Voici la réponse, sous forme d'une histoire vraie : je connais une personne qui est de confession musulmane en même temps que de nationalité française. Cette personne m'a raconté que, alors qu'elle habitait un pays dit du Tiers-Monde, elle y avait un ami français non-musulman avec qui il lui arrivait de discuter de choses et d'autres, et qui lui disait parfois que pour lui, il était incompréhensible que le Coran évoque seulement la peine capitale, et que le caractère humaniste de l'islam était donc plus que douteux. Cette personne lui répondait en lui expliquant dans les grandes lignes ce que nous venons de voir, à savoir que les conditions pour l'application de cette peine sont pointilleuses, et que de toute façon tout dépend de la demande des proches de la victime et ne peut être décidé par le tribunal seul. "Voilà donc bien la tradition de vengeance propre aux habitants du désert où est né l'islam ! Nous humanistes sommes beaucoup trop évolués pour nous laisser aller à ce genre de sentiment de vengeance de l'Antiquité" lui répondait invariablement cet ami.

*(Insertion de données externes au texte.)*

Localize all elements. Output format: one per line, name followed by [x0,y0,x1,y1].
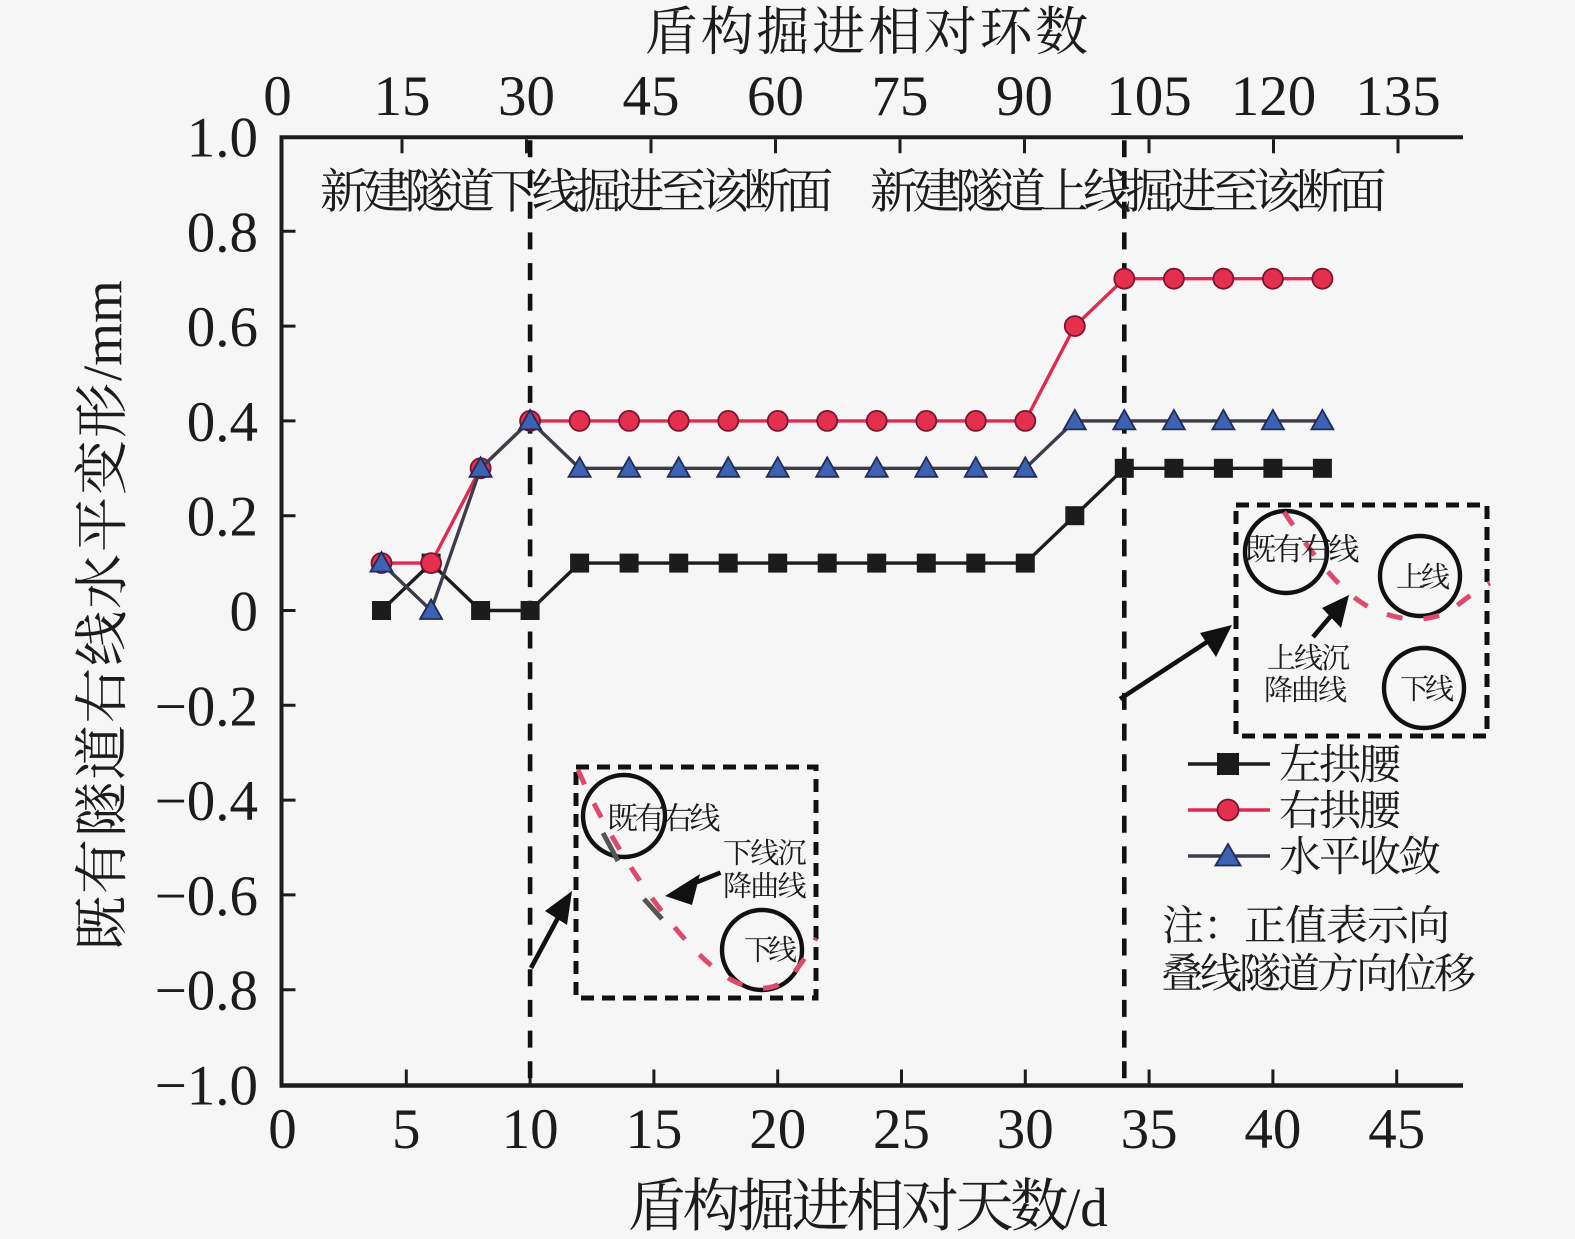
svg-text:/mm: /mm [72,280,133,381]
svg-text:1.0: 1.0 [187,107,258,170]
svg-text:30: 30 [498,65,555,128]
svg-text:10: 10 [502,1098,559,1161]
svg-text:135: 135 [1355,65,1441,128]
svg-text:45: 45 [1368,1098,1425,1161]
svg-text:25: 25 [873,1098,930,1161]
svg-text:5: 5 [392,1098,421,1161]
svg-text:0: 0 [230,581,259,644]
svg-text:/d: /d [1065,1177,1108,1238]
svg-text:−0.8: −0.8 [155,960,258,1023]
svg-text:60: 60 [747,65,804,128]
svg-text:90: 90 [996,65,1053,128]
svg-text:0: 0 [268,1098,297,1161]
svg-text:−0.6: −0.6 [155,865,258,928]
svg-text:35: 35 [1121,1098,1178,1161]
svg-text:0.4: 0.4 [187,391,258,454]
svg-text:−0.2: −0.2 [155,675,258,738]
svg-text:−1.0: −1.0 [155,1055,258,1118]
svg-text:15: 15 [374,65,431,128]
svg-text:0.2: 0.2 [187,486,258,549]
svg-text:120: 120 [1231,65,1317,128]
svg-text:0.6: 0.6 [187,296,258,359]
svg-text:45: 45 [623,65,680,128]
svg-text:30: 30 [997,1098,1054,1161]
svg-text:−0.4: −0.4 [155,770,258,833]
svg-text:40: 40 [1244,1098,1301,1161]
svg-text:15: 15 [625,1098,682,1161]
svg-text:0: 0 [263,65,292,128]
svg-text:75: 75 [872,65,929,128]
svg-text:105: 105 [1106,65,1192,128]
svg-text:20: 20 [749,1098,806,1161]
svg-text:0.8: 0.8 [187,201,258,264]
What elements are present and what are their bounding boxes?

Un jour, me raconte cette personne de ma connaissance, je rencontre cet ami après l'avoir perdu de vue depuis quelques mois. Son air abattu me frappe. Je n'en laisse pour autant rien paraître et engage la conversation. Au fil de celle-ci, il me raconte le malheur qui lui est arrivé : un homme a violé sa fille (moins de dix ans) puis l'a tuée en lui fracassant le crâne contre un rocher. Il me raconte également : "Lorsque j'ai su qui était le meurtrier – car il avait été confondu – et lorsque j'ai vu les policiers l'embarquer, je me suis précipité sur lui. Si les policiers ne m'avaient pas maîtrisé, j'aurais fini par l'étrangler tellement j'étais fou de rage. Et je ne sais pas si je pourrai me maîtriser si je le vois de nouveau et s'il est à portée de mes mains… Violenter et tuer une gamine même pas âgée de dix ans, qui était adorable et jouait sur mes genoux, que j'ai élevée avec amour !" Je lui dit alors : "N'était-ce pas toi qui me disait que tu es trop évolué pour te laisser aller à des sentiments de vengeance ? - Oui, mais je n'avais encore jamais imaginé ce que représente un tel malheur", me répond-il.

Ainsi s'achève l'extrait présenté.